Here is the essence of love without condition – to know and to still love. It is not to overlook, as is often thought, but rather to see clearly and honestly and then to love. It is not the denial of reality but the triumph of the heart.

In the most beautiful description of love ever penned, Paul the apostle tells us of a love greater than mere sentiment. He writes not of a pliable emotion but an enduring commitment. Not an easy ignorance but a knowing loyalty.

This is muscular devotion that knows and presses on:

“Love suffers long and is kind; love does not envy; love does not parade itself, is not puffed up; does not behave rudely, does not seek its own, is not provoked, thinks no evil; does not rejoice in iniquity, but rejoices in the truth; bears all things, believes all things, hopes all things, endures all things” (I Corinthians 13:4-7, NKJV).

“Love never gives up … “(NLT).

This is not the shallow sensuous nonsense of Reality TV, with its flittering suitors. It is the ancient sacred vows.

Vows that acknowledge the hidden challenges of an unknown future and the inspired love strong enough to endure them – and deep enough to grow through them.

A love that fails not but bears out the victory.

This is agape. This is God’s love.

This love is based on two eternal and immutable, yet seemingly contradictory, truths:
God’s intimate knowledge and his undying compassion.

David knew God knew him – inside out, to every dark corner – and loved him still. David knew too that God loved him the most when he deserved it the least.

From this awareness of divine intimacy, the shepherd psalmist who became king wrote the incomparable 139th Psalm. Has there ever been a more beautiful description of God’s continual presence and abiding faithfulness?

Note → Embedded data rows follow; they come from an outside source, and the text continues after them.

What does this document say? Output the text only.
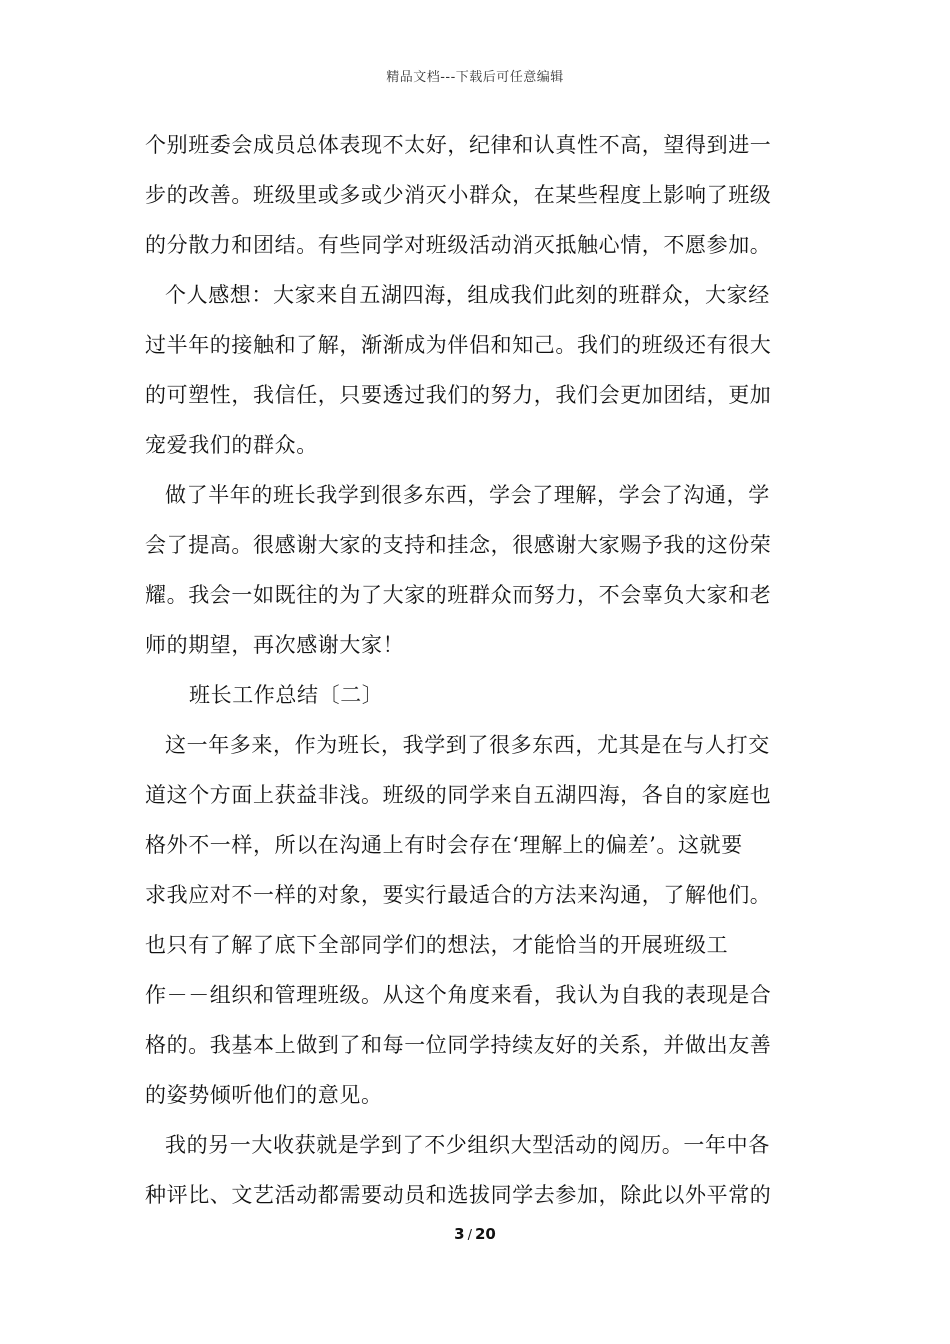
精品文档---下载后可任意编辑

个别班委会成员总体表现不太好，纪律和认真性不高，望得到进一
步的改善。班级里或多或少消灭小群众，在某些程度上影响了班级
的分散力和团结。有些同学对班级活动消灭抵触心情，不愿参加。

个人感想：大家来自五湖四海，组成我们此刻的班群众，大家经
过半年的接触和了解，渐渐成为伴侣和知己。我们的班级还有很大
的可塑性，我信任，只要透过我们的努力，我们会更加团结，更加
宠爱我们的群众。

做了半年的班长我学到很多东西，学会了理解，学会了沟通，学
会了提高。很感谢大家的支持和挂念，很感谢大家赐予我的这份荣
耀。我会一如既往的为了大家的班群众而努力，不会辜负大家和老
师的期望，再次感谢大家！

班长工作总结〔二〕

这一年多来，作为班长，我学到了很多东西，尤其是在与人打交
道这个方面上获益非浅。班级的同学来自五湖四海，各自的家庭也
格外不一样，所以在沟通上有时会存在‘理解上的偏差’。这就要
求我应对不一样的对象，要实行最适合的方法来沟通，了解他们。
也只有了解了底下全部同学们的想法，才能恰当的开展班级工
作－－组织和管理班级。从这个角度来看，我认为自我的表现是合
格的。我基本上做到了和每一位同学持续友好的关系，并做出友善
的姿势倾听他们的意见。

我的另一大收获就是学到了不少组织大型活动的阅历。一年中各
种评比、文艺活动都需要动员和选拔同学去参加，除此以外平常的

3 / 20
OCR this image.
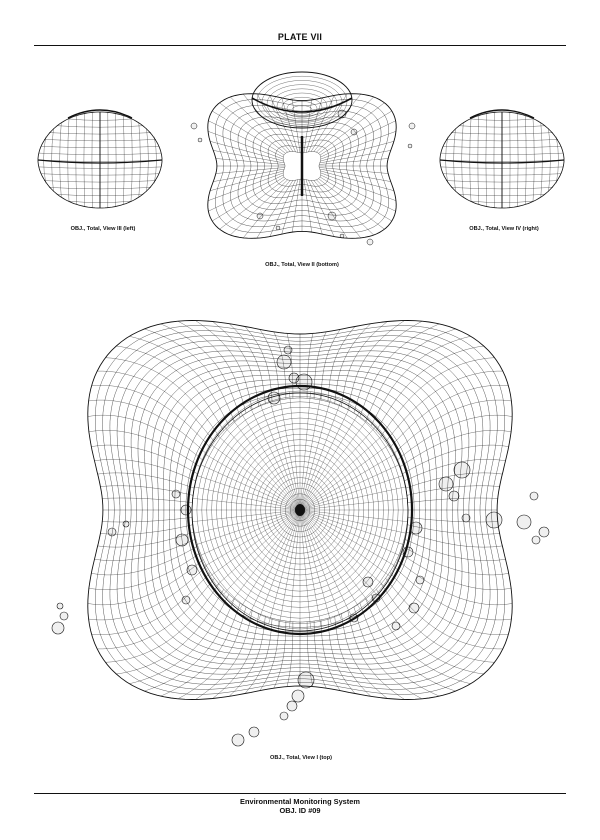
PLATE VII
OBJ., Total, View III (left)
OBJ., Total, View II (bottom)
OBJ., Total, View IV (right)
OBJ., Total, View I (top)
Environmental Monitoring System
OBJ. ID #09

“O Lord, thou hast searched me, and known me,” David confesses in verse one. The psalmist proceeds to tell of all the different times and situations in which God knew, understood and cared.

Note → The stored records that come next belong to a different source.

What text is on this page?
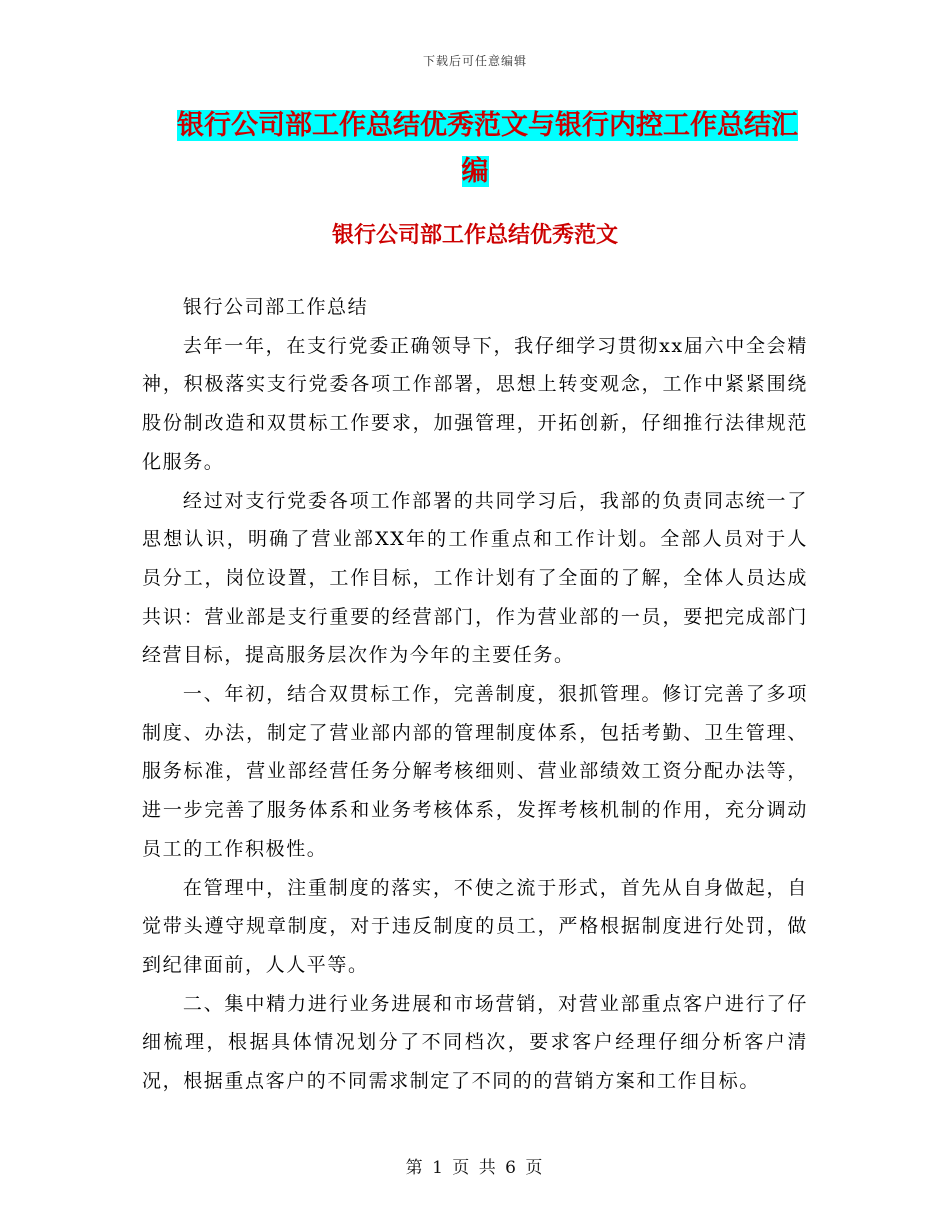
下载后可任意编辑
银行公司部工作总结优秀范文与银行内控工作总结汇
编
银行公司部工作总结优秀范文

银行公司部工作总结

去年一年，在支行党委正确领导下，我仔细学习贯彻xx届六中全会精神，积极落实支行党委各项工作部署，思想上转变观念，工作中紧紧围绕股份制改造和双贯标工作要求，加强管理，开拓创新，仔细推行法律规范化服务。

经过对支行党委各项工作部署的共同学习后，我部的负责同志统一了思想认识，明确了营业部XX年的工作重点和工作计划。全部人员对于人员分工，岗位设置，工作目标，工作计划有了全面的了解，全体人员达成共识：营业部是支行重要的经营部门，作为营业部的一员，要把完成部门经营目标，提高服务层次作为今年的主要任务。

一、年初，结合双贯标工作，完善制度，狠抓管理。修订完善了多项制度、办法，制定了营业部内部的管理制度体系，包括考勤、卫生管理、服务标准，营业部经营任务分解考核细则、营业部绩效工资分配办法等，进一步完善了服务体系和业务考核体系，发挥考核机制的作用，充分调动员工的工作积极性。

在管理中，注重制度的落实，不使之流于形式，首先从自身做起，自觉带头遵守规章制度，对于违反制度的员工，严格根据制度进行处罚，做到纪律面前，人人平等。

二、集中精力进行业务进展和市场营销，对营业部重点客户进行了仔细梳理，根据具体情况划分了不同档次，要求客户经理仔细分析客户清况，根据重点客户的不同需求制定了不同的的营销方案和工作目标。

第 1 页 共 6 页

“You know everything about me” (NLT).

God sees him when he moves and when he’s still; when he speaks and when he remains silent. God knows David’s innermost thoughts. God is everywhere: “You go before me and follow me” (Psalm 139:5, NLT).

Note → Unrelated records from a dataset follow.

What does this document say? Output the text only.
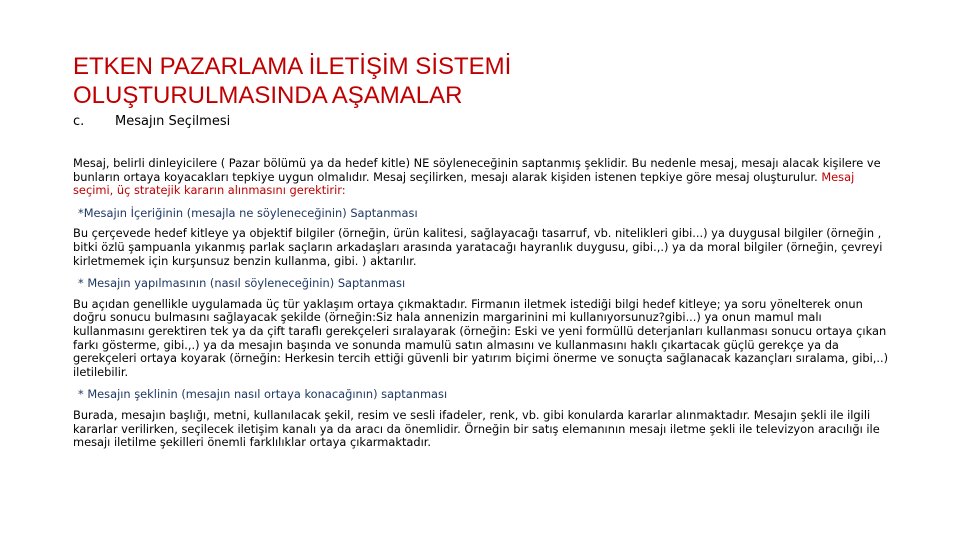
ETKEN PAZARLAMA İLETİŞİM SİSTEMİ
OLUŞTURULMASINDA AŞAMALAR
c. Mesajın Seçilmesi

Mesaj, belirli dinleyicilere ( Pazar bölümü ya da hedef kitle) NE söyleneceğinin saptanmış şeklidir. Bu nedenle mesaj, mesajı alacak kişilere ve bunların ortaya koyacakları tepkiye uygun olmalıdır. Mesaj seçilirken, mesajı alarak kişiden istenen tepkiye göre mesaj oluşturulur. Mesaj seçimi, üç stratejik kararın alınmasını gerektirir:

*Mesajın İçeriğinin (mesajla ne söyleneceğinin) Saptanması

Bu çerçevede hedef kitleye ya objektif bilgiler (örneğin, ürün kalitesi, sağlayacağı tasarruf, vb. nitelikleri gibi...) ya duygusal bilgiler (örneğin , bitki özlü şampuanla yıkanmış parlak saçların arkadaşları arasında yaratacağı hayranlık duygusu, gibi.,.) ya da moral bilgiler (örneğin, çevreyi kirletmemek için kurşunsuz benzin kullanma, gibi. ) aktarılır.

* Mesajın yapılmasının (nasıl söyleneceğinin) Saptanması

Bu açıdan genellikle uygulamada üç tür yaklaşım ortaya çıkmaktadır. Firmanın iletmek istediği bilgi hedef kitleye; ya soru yönelterek onun doğru sonucu bulmasını sağlayacak şekilde (örneğin:Siz hala annenizin margarinini mi kullanıyorsunuz?gibi...) ya onun mamul malı kullanmasını gerektiren tek ya da çift taraflı gerekçeleri sıralayarak (örneğin: Eski ve yeni formüllü deterjanları kullanması sonucu ortaya çıkan farkı gösterme, gibi.,.) ya da mesajın başında ve sonunda mamulü satın almasını ve kullanmasını haklı çıkartacak güçlü gerekçe ya da gerekçeleri ortaya koyarak (örneğin: Herkesin tercih ettiği güvenli bir yatırım biçimi önerme ve sonuçta sağlanacak kazançları sıralama, gibi,..) iletilebilir.

* Mesajın şeklinin (mesajın nasıl ortaya konacağının) saptanması

Burada, mesajın başlığı, metni, kullanılacak şekil, resim ve sesli ifadeler, renk, vb. gibi konularda kararlar alınmaktadır. Mesajın şekli ile ilgili kararlar verilirken, seçilecek iletişim kanalı ya da aracı da önemlidir. Örneğin bir satış elemanının mesajı iletme şekli ile televizyon aracılığı ile mesajı iletilme şekilleri önemli farklılıklar ortaya çıkarmaktadır.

He’s closer than David’s shadow.

David admits this divine knowledge of his intimacy is “too wonderful for me, too great for me to understand!” (verse 6, NLT).

Everywhere David goes – every place he might go if he could – God is there.
“Whither shall I go from thy spirit? Or whither shall I flee from thy presence?” (verse 7, KJV).

To the heavens, God is there. To the grave, God is there. If David could fly with “the wings of the morning” to the farthest oceans, even there God is present, alert and fully engaged.
Even if David wanted to hide from God, he knows it would futile.

He doesn’t.

For David knows that wherever he goes, “even there shall thy hand lead me, and thy right hand shall hold me” (verse 10, KJV). It is the presence of God that protects and guides him.

After acknowledging the intimacy of God in time and space, David exults in praise over God’s creative intimacy.

“I will praise thee; for I am fearfully and wonderfully made” (verse 14, KJV).

David describes the hidden knowledge of God; his exquisite detailed workmanship of body and soul. God had “knit me together in my mother’s womb” (verse 13, NLT).

David marvels at the beauty and perfection of the divine design. God saw David, and knew him intimately, even “when I was made in secret, and curiously wrought in the lowest parts of the earth … and in thy book all my members were written” (verse 15, KJV).

“… as if embroidered with various colors” (The Amplified Bible).

David’s own worth is reflected in the glorious mirror of God’s intimate knowledge of him and of God’s care and compassion – his endless and unchanging agape.

“How precious are your thoughts about me, O God. They cannot be numbered!” (verse 17, NLT).

The best thing of all?

“And when I wake up, you are still with me!” (verse 18, NLT).

How wonderful to know that the God who knew and loved David so intimately is our own intimate God.